Break in time series: till 2011 the data sources were both the annual statistical reports of health
establishments and the State Centre for Forensic Medicine Examination. Starting from 1999 the data
source is the Death Causes Database.
Lithuania
Source: HI HIC, annual report data. From 2010 onwards: HI HIC Causes of death register.
Malta
Source: Department of Health Information and Research (National Mortality Register).
Montenegro
Data are not available.
Netherlands
Source of data: Statistics Netherlands: Cause-of-death statistics.
Norway
Source of data: Norwegian Institute of Public Health, Statistics on causes of death. Cause of Death
Registry.
Coverage: The statistics on causes of death comprise all deaths, covering Norwegian residents,
whether the person in question was a Norwegian citizen or not and irrespective of whether the deaths
occurred in Norway or not. Causes of death for non-residents are registered separately.
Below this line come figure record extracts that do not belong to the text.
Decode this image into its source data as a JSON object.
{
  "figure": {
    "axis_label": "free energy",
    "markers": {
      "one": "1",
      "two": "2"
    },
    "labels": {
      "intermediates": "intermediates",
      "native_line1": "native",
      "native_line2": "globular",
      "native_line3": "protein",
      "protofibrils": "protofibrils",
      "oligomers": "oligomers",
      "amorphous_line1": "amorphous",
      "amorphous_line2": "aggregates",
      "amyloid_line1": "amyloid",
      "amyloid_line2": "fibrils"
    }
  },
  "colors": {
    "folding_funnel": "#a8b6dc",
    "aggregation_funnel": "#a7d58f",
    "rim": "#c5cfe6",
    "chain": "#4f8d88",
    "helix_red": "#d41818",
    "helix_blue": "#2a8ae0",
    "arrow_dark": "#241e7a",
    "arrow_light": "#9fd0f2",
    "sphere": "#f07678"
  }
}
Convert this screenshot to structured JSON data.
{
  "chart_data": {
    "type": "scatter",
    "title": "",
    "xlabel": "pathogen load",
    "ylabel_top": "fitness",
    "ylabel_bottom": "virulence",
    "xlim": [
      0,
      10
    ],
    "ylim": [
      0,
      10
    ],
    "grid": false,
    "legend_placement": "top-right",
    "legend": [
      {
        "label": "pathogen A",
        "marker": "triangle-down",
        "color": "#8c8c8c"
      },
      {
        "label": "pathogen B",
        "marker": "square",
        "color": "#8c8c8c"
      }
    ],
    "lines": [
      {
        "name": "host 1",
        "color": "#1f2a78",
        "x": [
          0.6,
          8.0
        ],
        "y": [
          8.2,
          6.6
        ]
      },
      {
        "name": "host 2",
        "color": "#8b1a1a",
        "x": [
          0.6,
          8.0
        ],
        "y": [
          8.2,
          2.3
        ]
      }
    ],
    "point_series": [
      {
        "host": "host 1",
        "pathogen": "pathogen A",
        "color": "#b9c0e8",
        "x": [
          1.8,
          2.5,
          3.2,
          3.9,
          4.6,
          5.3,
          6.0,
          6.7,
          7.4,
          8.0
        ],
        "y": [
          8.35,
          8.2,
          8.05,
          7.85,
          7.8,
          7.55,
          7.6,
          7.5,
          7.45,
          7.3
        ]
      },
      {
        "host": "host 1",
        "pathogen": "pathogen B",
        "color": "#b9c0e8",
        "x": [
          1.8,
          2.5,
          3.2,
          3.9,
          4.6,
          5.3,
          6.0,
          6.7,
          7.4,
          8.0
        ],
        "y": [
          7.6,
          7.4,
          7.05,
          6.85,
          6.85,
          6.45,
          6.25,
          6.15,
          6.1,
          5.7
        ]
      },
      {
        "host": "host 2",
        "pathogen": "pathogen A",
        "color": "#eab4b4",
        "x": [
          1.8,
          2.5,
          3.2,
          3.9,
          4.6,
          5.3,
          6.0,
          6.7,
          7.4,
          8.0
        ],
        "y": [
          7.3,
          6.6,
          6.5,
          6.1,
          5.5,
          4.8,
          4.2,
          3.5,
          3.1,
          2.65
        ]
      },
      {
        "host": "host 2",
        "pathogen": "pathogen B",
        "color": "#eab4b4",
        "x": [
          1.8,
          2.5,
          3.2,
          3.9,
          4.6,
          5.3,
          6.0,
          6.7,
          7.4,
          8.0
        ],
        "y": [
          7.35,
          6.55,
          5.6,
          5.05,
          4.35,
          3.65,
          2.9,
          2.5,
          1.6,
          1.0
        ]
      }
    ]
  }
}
Methodology: Statistics on causes of death has been published annually by Statistics Norway from
1925, from 2013 by the Norwegian Institute of Public Health (NIPH).
ICD-10 was implemented in 1996.
Further information: http://www.fhi.no/artikler/?id=86276
Portugal
Ministry of Health ? Central Administration of Health System (ACSS). Coverage: Only the acute
hospitals that belong to the National Health Service (NHS) on the mainland are included. The data
from the hospitals located in the autonomous regions of Azores and Madeira, and the private
hospitals are not included.
Romania
Data refers to both autopsies and biopsies.
Serbia
Source of data: Institute of Public Health of Serbia, Death certificates.
Slovakia
Source: Statistical Office of the Slovak Republic
Slovenia
Source of data: National Institute of Public Health, Slovenia (NIJZ)

Difference in methodology: From 2013 there are some changes in the methodology of collecting data.
Spain
Source up to 1996: National Statistics Institute and Ministry of Health and Consumer Affairs.
Statistics on Health Establishments Providing Inpatient Care. Source from 1996: Ministry of Health,
Social Services and Equality.
http://www.msssi.gob.es/estadEstudios/estadisticas/estHospiInternado/inforAnual/homeESCRI.htm
Autopsy for 100 hospital deaths, excluding deaths in emergency department.
Sweden
Source: National Board of Health and Welfare (NBHW). Statistics, Health and Diseases, Causes of
death.
Turkey
No data are available.
Ukraine
For hospitals under Ministry of Health only.